Hello
As the title suggest i'm having a problem with the first query against a MS SQL database using the Entity Framework. I have tried looking for an answer on different sites but no one seems to actually have a solution to this.
I'm loading quite a lot of rows from the database including two 0-many relationships. The tests was done in Visual Studio 2010 using the Entity Framework 4.0 Model and the POCO generator (there isn't much difference in timings between normal entities and POCO objects). I also used the T4 Views Template to pre-compile the views. The database was on a MS SQL Server 2008.
What i would really like to know is why the first query is soo much slower than any secondary queries. I also wanna know if something can be done to increase the speed of the first query to a point where it is within acceptable limits. This is a big query and we may get other queries that are even bigger and it is understandable that they may be a bit slow but 30 seconds is way too slow for user to wait for especially when datasets can get the same data a lot faster.
I have done some timing tests to try and find out where the problem lies and i was a bit surprised to see that it looks like it is the SQL server that is slow on the first query. Timings was as follows:
.NET testing application.
- First Query: 29,6 seconds
- Second Query: 3,2 seconds
SQL Profiler
- First Query: 27 seconds
- Second Query: 3,2 seconds
SQL Server Query Window
- First Query: 8 seconds
- Second Query: 4 seconds
Timings in the application was measured with the Stopwatch. Only the query was measured and .ToList() was used to execute the query.
Timings in the SQL Profiler is for the same queries that was executed in the application which shows that the application only use about 2,6 seconds to fill data into the objects. The last 27 seconds is used for executing the query on the SQL server.
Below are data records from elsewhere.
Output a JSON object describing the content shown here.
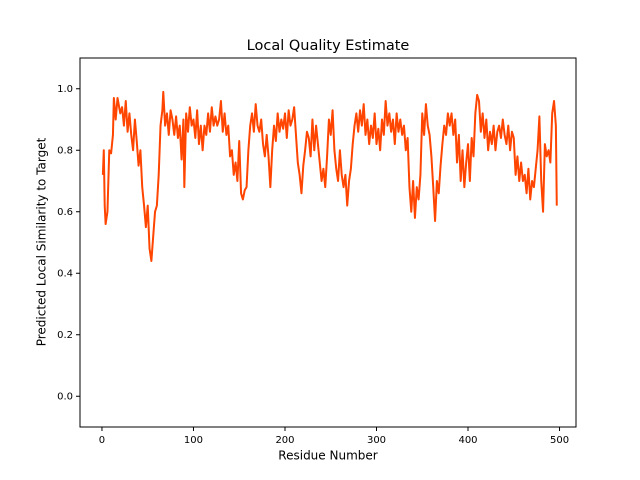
{
  "chart_data": {
    "type": "line",
    "title": "Local Quality Estimate",
    "xlabel": "Residue Number",
    "ylabel": "Predicted Local Similarity to Target",
    "xlim": [
      -24,
      518
    ],
    "ylim": [
      -0.1,
      1.1
    ],
    "xticks": [
      0,
      100,
      200,
      300,
      400,
      500
    ],
    "yticks": [
      {
        "value": 0,
        "label": "0.0"
      },
      0.2,
      0.4,
      0.6,
      0.8,
      {
        "value": 1,
        "label": "1.0"
      }
    ],
    "grid": false,
    "series": [
      {
        "color": "#ff4500",
        "x": [
          1,
          2,
          3,
          4,
          6,
          8,
          10,
          12,
          13,
          15,
          17,
          20,
          22,
          24,
          26,
          28,
          30,
          32,
          34,
          36,
          38,
          40,
          42,
          44,
          46,
          48,
          50,
          52,
          54,
          56,
          58,
          60,
          62,
          64,
          66,
          67,
          69,
          71,
          73,
          75,
          77,
          79,
          81,
          83,
          85,
          87,
          89,
          90,
          92,
          94,
          96,
          98,
          100,
          102,
          104,
          106,
          108,
          110,
          112,
          114,
          116,
          118,
          120,
          122,
          124,
          126,
          128,
          130,
          132,
          134,
          136,
          138,
          140,
          142,
          144,
          146,
          148,
          150,
          152,
          154,
          156,
          158,
          160,
          162,
          164,
          166,
          168,
          170,
          172,
          174,
          176,
          178,
          180,
          182,
          184,
          186,
          188,
          190,
          192,
          194,
          196,
          198,
          200,
          202,
          204,
          206,
          208,
          210,
          212,
          214,
          216,
          218,
          220,
          222,
          224,
          226,
          228,
          230,
          232,
          234,
          236,
          238,
          240,
          242,
          244,
          246,
          248,
          250,
          252,
          254,
          256,
          258,
          260,
          262,
          264,
          266,
          268,
          270,
          272,
          274,
          276,
          278,
          280,
          282,
          284,
          286,
          288,
          290,
          292,
          294,
          296,
          298,
          300,
          302,
          304,
          306,
          308,
          310,
          312,
          314,
          316,
          318,
          320,
          322,
          324,
          326,
          328,
          330,
          332,
          334,
          336,
          338,
          340,
          342,
          344,
          346,
          348,
          350,
          352,
          354,
          356,
          358,
          360,
          362,
          364,
          366,
          368,
          370,
          372,
          374,
          376,
          378,
          380,
          382,
          384,
          386,
          388,
          390,
          392,
          394,
          396,
          398,
          400,
          402,
          404,
          406,
          408,
          410,
          412,
          414,
          416,
          418,
          420,
          422,
          424,
          426,
          428,
          430,
          432,
          434,
          436,
          438,
          440,
          442,
          444,
          446,
          448,
          450,
          452,
          454,
          456,
          458,
          460,
          462,
          464,
          466,
          468,
          470,
          472,
          474,
          476,
          478,
          480,
          482,
          484,
          486,
          488,
          490,
          492,
          494,
          496,
          497
        ],
        "values": [
          0.72,
          0.8,
          0.62,
          0.56,
          0.6,
          0.8,
          0.79,
          0.85,
          0.97,
          0.9,
          0.97,
          0.92,
          0.94,
          0.88,
          0.96,
          0.86,
          0.92,
          0.85,
          0.8,
          0.9,
          0.83,
          0.75,
          0.8,
          0.68,
          0.62,
          0.55,
          0.62,
          0.48,
          0.44,
          0.52,
          0.6,
          0.62,
          0.72,
          0.88,
          0.93,
          0.99,
          0.88,
          0.92,
          0.85,
          0.93,
          0.9,
          0.85,
          0.91,
          0.84,
          0.88,
          0.77,
          0.9,
          0.68,
          0.92,
          0.86,
          0.94,
          0.88,
          0.9,
          0.84,
          0.93,
          0.82,
          0.88,
          0.8,
          0.88,
          0.85,
          0.92,
          0.86,
          0.94,
          0.88,
          0.91,
          0.88,
          0.9,
          0.96,
          0.86,
          0.92,
          0.85,
          0.88,
          0.78,
          0.8,
          0.72,
          0.76,
          0.7,
          0.83,
          0.66,
          0.64,
          0.67,
          0.68,
          0.8,
          0.88,
          0.92,
          0.86,
          0.95,
          0.88,
          0.86,
          0.9,
          0.82,
          0.78,
          0.85,
          0.78,
          0.68,
          0.8,
          0.88,
          0.83,
          0.92,
          0.86,
          0.9,
          0.87,
          0.92,
          0.84,
          0.93,
          0.88,
          0.9,
          0.94,
          0.85,
          0.76,
          0.72,
          0.66,
          0.75,
          0.8,
          0.86,
          0.84,
          0.78,
          0.9,
          0.8,
          0.88,
          0.82,
          0.76,
          0.7,
          0.74,
          0.68,
          0.78,
          0.9,
          0.85,
          0.93,
          0.8,
          0.74,
          0.7,
          0.8,
          0.72,
          0.68,
          0.72,
          0.62,
          0.7,
          0.74,
          0.82,
          0.88,
          0.92,
          0.86,
          0.93,
          0.88,
          0.95,
          0.85,
          0.9,
          0.82,
          0.88,
          0.84,
          0.92,
          0.82,
          0.87,
          0.8,
          0.9,
          0.85,
          0.96,
          0.88,
          0.92,
          0.86,
          0.9,
          0.82,
          0.92,
          0.86,
          0.9,
          0.85,
          0.88,
          0.8,
          0.84,
          0.68,
          0.6,
          0.7,
          0.58,
          0.68,
          0.64,
          0.72,
          0.92,
          0.85,
          0.95,
          0.88,
          0.85,
          0.78,
          0.68,
          0.57,
          0.7,
          0.66,
          0.75,
          0.82,
          0.88,
          0.85,
          0.92,
          0.88,
          0.92,
          0.85,
          0.9,
          0.76,
          0.85,
          0.7,
          0.8,
          0.68,
          0.76,
          0.82,
          0.7,
          0.84,
          0.78,
          0.92,
          0.98,
          0.96,
          0.86,
          0.92,
          0.84,
          0.9,
          0.8,
          0.86,
          0.82,
          0.88,
          0.8,
          0.86,
          0.88,
          0.84,
          0.9,
          0.85,
          0.82,
          0.88,
          0.8,
          0.86,
          0.84,
          0.72,
          0.78,
          0.7,
          0.76,
          0.7,
          0.72,
          0.66,
          0.74,
          0.64,
          0.7,
          0.68,
          0.74,
          0.8,
          0.91,
          0.7,
          0.6,
          0.82,
          0.78,
          0.8,
          0.76,
          0.92,
          0.96,
          0.88,
          0.62
        ]
      }
    ]
  }
}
Looking at the secondary query the timings are the same for both application and SQL server but executing the query is much faster this time. I can understand why the application doesn't use any time because there is no new rows that need to be converted to objects but why is the query so much faster, i would have expected a few seconds because of execution plans but not 24 seconds.
Just for testing purpose i copied the SQL that the Entity Framework generates and opened a new query window with a separate connection and executed the query in it. As you can see it takes 8 seconds for the first query and 4 seconds for the second.
I hope someone have some suggestions.
ps. I apologize for the wall of text :)
Edit 19-10-2010: I did a test yesterday that seems to support that rows are being returned in an Sequential(right word?) manner. Meaning that when a row is returned from the database it is immediately materialized (if it does not already exist in the context) then the next row is returned and so on.
That is why it appears that the query is taking a lot of time on the database server because materialization time is included in the sql profiler timings.